Venezuelan President Hugo Chavez said on Sunday he was seeking a constitutional amendment to allow himself to seek re-election again, saying he hoped to lead the OPEC nation until 2021.
Hugo Chavez eyes presidency through to 2021
Mr Chavez said he was directing his ruling United Socialist party (PSUV) to seek a “constitutional amendment and reelection of the president of the republic” saying he was “ready (to govern) through 2021.”
“I give the PSUV and the Venezuelan people my authorisation to begin the debate and take the steps necessary to obtain that constitutional amendment and reelection of the president … and I am sure that we will get it now,” Mr Chavez said at the swearing-in of Caracas’ Libertador district’s mayor Jorge Rodriguez.

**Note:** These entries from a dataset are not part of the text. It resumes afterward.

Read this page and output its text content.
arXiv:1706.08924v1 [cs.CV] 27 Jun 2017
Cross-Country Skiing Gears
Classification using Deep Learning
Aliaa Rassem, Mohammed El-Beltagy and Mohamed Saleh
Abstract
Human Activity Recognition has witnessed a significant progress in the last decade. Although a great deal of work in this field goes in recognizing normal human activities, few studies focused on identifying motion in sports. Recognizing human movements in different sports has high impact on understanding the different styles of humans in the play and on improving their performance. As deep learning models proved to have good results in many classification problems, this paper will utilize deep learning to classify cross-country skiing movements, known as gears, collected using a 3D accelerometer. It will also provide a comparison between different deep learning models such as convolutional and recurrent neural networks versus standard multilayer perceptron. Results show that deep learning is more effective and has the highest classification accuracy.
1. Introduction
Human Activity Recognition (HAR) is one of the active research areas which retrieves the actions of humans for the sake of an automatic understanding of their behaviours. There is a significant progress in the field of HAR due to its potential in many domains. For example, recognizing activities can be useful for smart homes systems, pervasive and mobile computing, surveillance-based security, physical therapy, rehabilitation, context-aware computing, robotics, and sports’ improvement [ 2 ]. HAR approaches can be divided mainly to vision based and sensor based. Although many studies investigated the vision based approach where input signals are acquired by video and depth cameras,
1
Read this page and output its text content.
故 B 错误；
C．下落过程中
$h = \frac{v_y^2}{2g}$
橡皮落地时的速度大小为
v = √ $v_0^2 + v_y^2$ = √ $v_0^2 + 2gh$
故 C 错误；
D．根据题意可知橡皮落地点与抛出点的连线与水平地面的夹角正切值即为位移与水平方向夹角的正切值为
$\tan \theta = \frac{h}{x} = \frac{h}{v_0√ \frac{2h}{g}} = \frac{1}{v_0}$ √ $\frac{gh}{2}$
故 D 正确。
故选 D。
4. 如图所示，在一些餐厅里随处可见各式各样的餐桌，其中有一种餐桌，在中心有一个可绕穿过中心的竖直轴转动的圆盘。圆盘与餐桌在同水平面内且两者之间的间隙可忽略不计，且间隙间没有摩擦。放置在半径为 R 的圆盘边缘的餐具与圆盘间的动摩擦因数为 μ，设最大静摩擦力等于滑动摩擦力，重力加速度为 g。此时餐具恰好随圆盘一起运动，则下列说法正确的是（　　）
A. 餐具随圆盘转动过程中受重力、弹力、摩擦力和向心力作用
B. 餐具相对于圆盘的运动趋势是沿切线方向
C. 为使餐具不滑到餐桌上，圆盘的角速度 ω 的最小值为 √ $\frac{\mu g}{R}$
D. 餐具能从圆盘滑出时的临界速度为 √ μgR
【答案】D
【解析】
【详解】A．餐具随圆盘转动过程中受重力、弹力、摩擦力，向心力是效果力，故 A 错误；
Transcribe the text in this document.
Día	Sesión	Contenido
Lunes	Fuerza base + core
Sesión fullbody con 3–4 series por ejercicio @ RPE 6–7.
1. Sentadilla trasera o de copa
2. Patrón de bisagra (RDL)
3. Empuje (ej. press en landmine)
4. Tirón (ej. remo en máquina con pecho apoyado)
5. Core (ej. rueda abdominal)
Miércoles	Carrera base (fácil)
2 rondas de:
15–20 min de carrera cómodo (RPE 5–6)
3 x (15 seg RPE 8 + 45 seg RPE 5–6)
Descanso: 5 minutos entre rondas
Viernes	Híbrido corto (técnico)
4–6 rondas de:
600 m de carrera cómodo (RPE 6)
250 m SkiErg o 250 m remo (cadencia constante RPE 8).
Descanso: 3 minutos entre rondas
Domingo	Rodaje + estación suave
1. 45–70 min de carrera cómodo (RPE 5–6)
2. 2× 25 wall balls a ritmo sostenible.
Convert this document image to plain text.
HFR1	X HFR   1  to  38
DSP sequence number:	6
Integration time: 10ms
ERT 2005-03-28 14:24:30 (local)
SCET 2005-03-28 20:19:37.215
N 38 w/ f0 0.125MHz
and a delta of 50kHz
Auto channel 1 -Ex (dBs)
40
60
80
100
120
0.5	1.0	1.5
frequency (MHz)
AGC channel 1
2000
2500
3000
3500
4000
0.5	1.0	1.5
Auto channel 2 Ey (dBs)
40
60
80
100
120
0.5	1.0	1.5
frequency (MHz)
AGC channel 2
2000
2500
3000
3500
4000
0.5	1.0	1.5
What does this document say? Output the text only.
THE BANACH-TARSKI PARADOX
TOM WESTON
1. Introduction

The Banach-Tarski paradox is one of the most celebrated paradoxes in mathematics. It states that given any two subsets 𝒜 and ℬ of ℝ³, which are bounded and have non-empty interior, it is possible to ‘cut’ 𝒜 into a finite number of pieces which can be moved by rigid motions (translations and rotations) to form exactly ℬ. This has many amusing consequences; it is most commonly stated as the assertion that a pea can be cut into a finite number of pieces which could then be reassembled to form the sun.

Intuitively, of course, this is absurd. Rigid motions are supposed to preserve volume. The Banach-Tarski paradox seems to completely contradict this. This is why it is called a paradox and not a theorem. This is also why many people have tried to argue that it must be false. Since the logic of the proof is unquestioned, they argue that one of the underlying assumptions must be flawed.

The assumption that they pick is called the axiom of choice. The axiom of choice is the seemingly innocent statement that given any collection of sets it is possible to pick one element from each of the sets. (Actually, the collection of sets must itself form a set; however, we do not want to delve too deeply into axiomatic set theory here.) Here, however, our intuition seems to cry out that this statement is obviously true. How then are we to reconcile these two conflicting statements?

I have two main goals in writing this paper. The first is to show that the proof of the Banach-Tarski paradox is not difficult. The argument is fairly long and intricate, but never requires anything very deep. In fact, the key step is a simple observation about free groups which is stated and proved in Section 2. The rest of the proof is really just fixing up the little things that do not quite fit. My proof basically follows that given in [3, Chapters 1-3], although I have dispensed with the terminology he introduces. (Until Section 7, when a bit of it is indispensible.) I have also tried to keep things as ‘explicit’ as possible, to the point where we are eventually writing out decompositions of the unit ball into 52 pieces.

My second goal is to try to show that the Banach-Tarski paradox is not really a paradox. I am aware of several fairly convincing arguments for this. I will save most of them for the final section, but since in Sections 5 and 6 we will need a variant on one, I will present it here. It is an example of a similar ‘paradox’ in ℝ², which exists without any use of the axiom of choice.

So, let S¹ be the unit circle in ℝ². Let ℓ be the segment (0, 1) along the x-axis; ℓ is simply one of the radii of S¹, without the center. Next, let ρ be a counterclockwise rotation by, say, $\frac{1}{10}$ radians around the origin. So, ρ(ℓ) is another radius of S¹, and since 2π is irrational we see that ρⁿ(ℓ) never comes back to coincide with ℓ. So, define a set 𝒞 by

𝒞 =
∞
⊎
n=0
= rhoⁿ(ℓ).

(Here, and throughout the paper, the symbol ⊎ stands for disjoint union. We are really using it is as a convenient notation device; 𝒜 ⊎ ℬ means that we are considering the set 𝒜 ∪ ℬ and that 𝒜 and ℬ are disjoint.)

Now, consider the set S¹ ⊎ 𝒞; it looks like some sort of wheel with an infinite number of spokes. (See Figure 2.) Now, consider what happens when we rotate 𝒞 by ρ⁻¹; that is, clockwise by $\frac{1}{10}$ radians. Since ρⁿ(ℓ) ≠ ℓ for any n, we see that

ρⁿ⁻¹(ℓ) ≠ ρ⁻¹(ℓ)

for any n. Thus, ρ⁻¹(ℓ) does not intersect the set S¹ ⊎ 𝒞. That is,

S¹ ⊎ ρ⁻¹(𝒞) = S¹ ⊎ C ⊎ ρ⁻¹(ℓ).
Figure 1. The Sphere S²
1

“I am ready, and if I am healthy, God willing, I will be with you until 2019, until 2021,” added the 54-year-old Chavez, seeking to propel the oil-rich but poverty-plagued country’s institutional socialism to over two decades long.
On Nov 24 – almost a year after losing a vote on extending his powers – Mr Chavez had said, “It’s the people’s right (to vote on the issue). We’ll see if the people use this right, and if all the country approves it or not if there is a referendum.”
In Dec 2007, a referendum that sought to declare Venezuela a socialist state and allow unlimited reelection did not prevail, and dealt Mr Chavez his first major defeat at the ballot box.
Just over a week ago Mr Chavez’s party scored a string of victories in key local polls, but in a blow to his socialist revolution the opposition won some major power centres.
The results shook up the political landscape of the South American nation, reducing the almost blanket authority of the fiercely anti-liberal Chavez and his party.
“The symbols won by the opposition are more than expected: they won the capital and states representing the economic and political heart of the country,” said Luis Vicente Leon from Datanalisis.
Some 45 per cent of the population will now be governed by policitians from the opposition, who won in states representing around 70 per cent of national economic activity.
But Mr Chavez said at the time that the opposition had suffered a “new, big defeat. They continue overestimating what happened as a victory. That’s crazy,” he argued.
If “we’re applying scientific analysis, the popular revolutionary victory continues growing.”
But Mr Chavez, a friend to communist Cuba and to fellow oil giants Iran and Russia, did lose some “mandate” authority in his quest to abolish term limits to try to win a third six-year term in 2012.
By Sunday, he was scrambling to regain lost ground, in a bid to make his revolution increasingly an institution.